Prabowo juga mengukuhkan dan melantik Letjen TNI Djon Afriandi sebagai Panglima Komando Pasukan Khusus (Kopassus) TNI AD, Letjen TNI (Mar) Endi Supardi sebagai Panglima Korps Marinir TNI Angkatan Laut, Marsekal Madya TNI Deny Muis sebagai Panglima Korps Pasukan Gerak Cepat (Kopasgat) TNI Angkatan Udara, dan Marsekal Madya TNI Andyawan Martono Putra Panglima Komando Pertahanan Udara Nasional (Koopsudnas) TNI AU.
Presiden pun meresmikan pembentukan enam Kodam baru, Brigade Infanteri Teritorial Pembangunan, Batalyon Infanteri Teritorial Pembangunan, Batalyon Infanteri Marinir dan Batalyon Komando Kopasgat. Kodairal, Pangkodau, dan Pangkoopsau.
Dalam sambutannya, presiden mengungkapkan saat ini dunia tengah dalam ketidakpastian dan perang terjadi di mana-mana. Namun begitu, Indonesia tidak memihak blok manapun dan mementingkan memiliki pertahanan yang sangat kuat.
"Untuk itulah hari ini saya melantik enam panglima kodam baru, dua puluh komandan brigade baru, dan seratus batalyon teritorial pembangunan," ucap dia saat memberikan sambutan.
Ia meminta panglima dan komandan brigade yang telah dilantik untuk memimpin dari depan.

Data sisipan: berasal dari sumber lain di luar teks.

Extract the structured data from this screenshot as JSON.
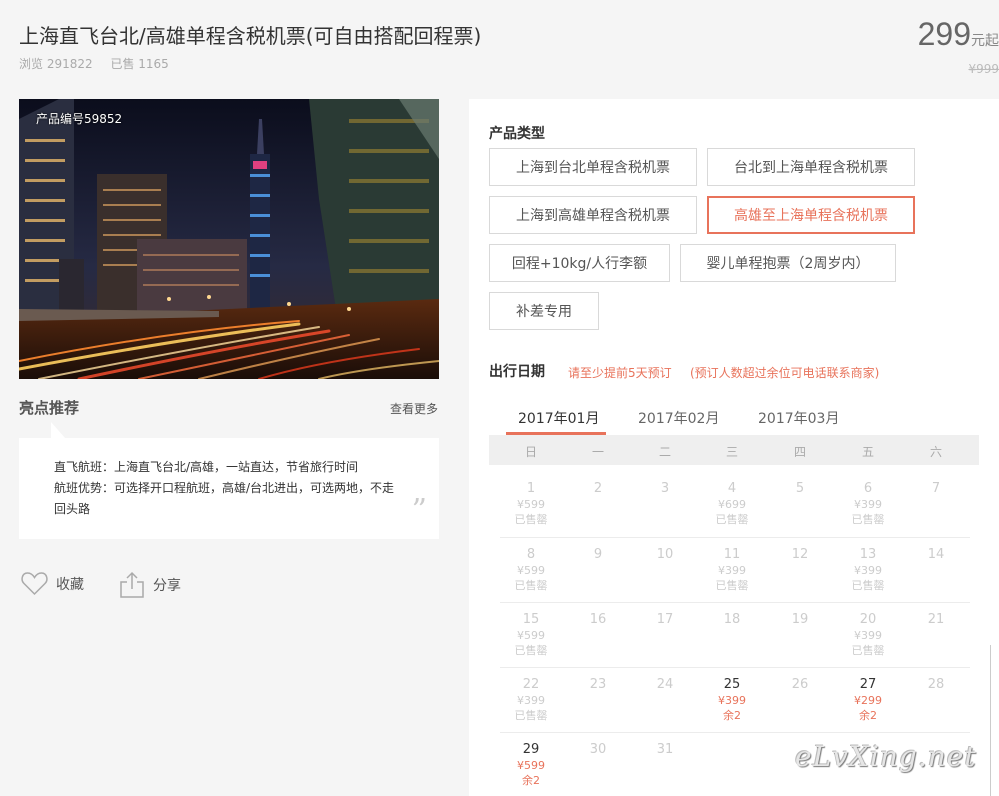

Selain itu, selalu berada di tempat yang berbahaya dan kritis.
"Panglima TNI, panglima pasukan TNI, komandan pasukan Brigade, pemimpin batalyon, memimpin dari depan, memimpin di tengah-tengah pasukan, berada selalu di tempat yang paling berbahaya berada selalu di tempat yang paling kritis, tidak ada komandan pasukan yang memimpin dari belakang," kata dia.
Ia meminta pemimpin menjaga anak buah atau pasukan. Prabowo meminta agar pasukan dilatih dengan keras namun bukan dengan kekejaman.
"Dan selalu ingat, kita adalah tentara rakyat, kita lahir dari rakyat, kita adalah anak kandung rakyat, kita mengabdi untuk rakyat, kita menjaga rakyat, dan kita siap mati untuk rakyat kita. Itulah TNI," kata dia.
Sejumlah menteri, anggota DPR RI, panglima TNI dan jajaran, serta kapolri dan jajaran, turut hadir dalam acara tersebut termasuk Wakil Presiden Gibran Rakabuming. Masyarakat pun tumpah ruah di acara tersebut menyaksikan parade keahlian para anggota TNI.
Dalam kegiatan upacara tersebut, terdapat peragaan keahlian prajurit serta pawai defile alutsista. Sejumlah alutsista TNI pun diperlihatkan seperti tank, kendaraan taktis, hingga kendaraan lainnya.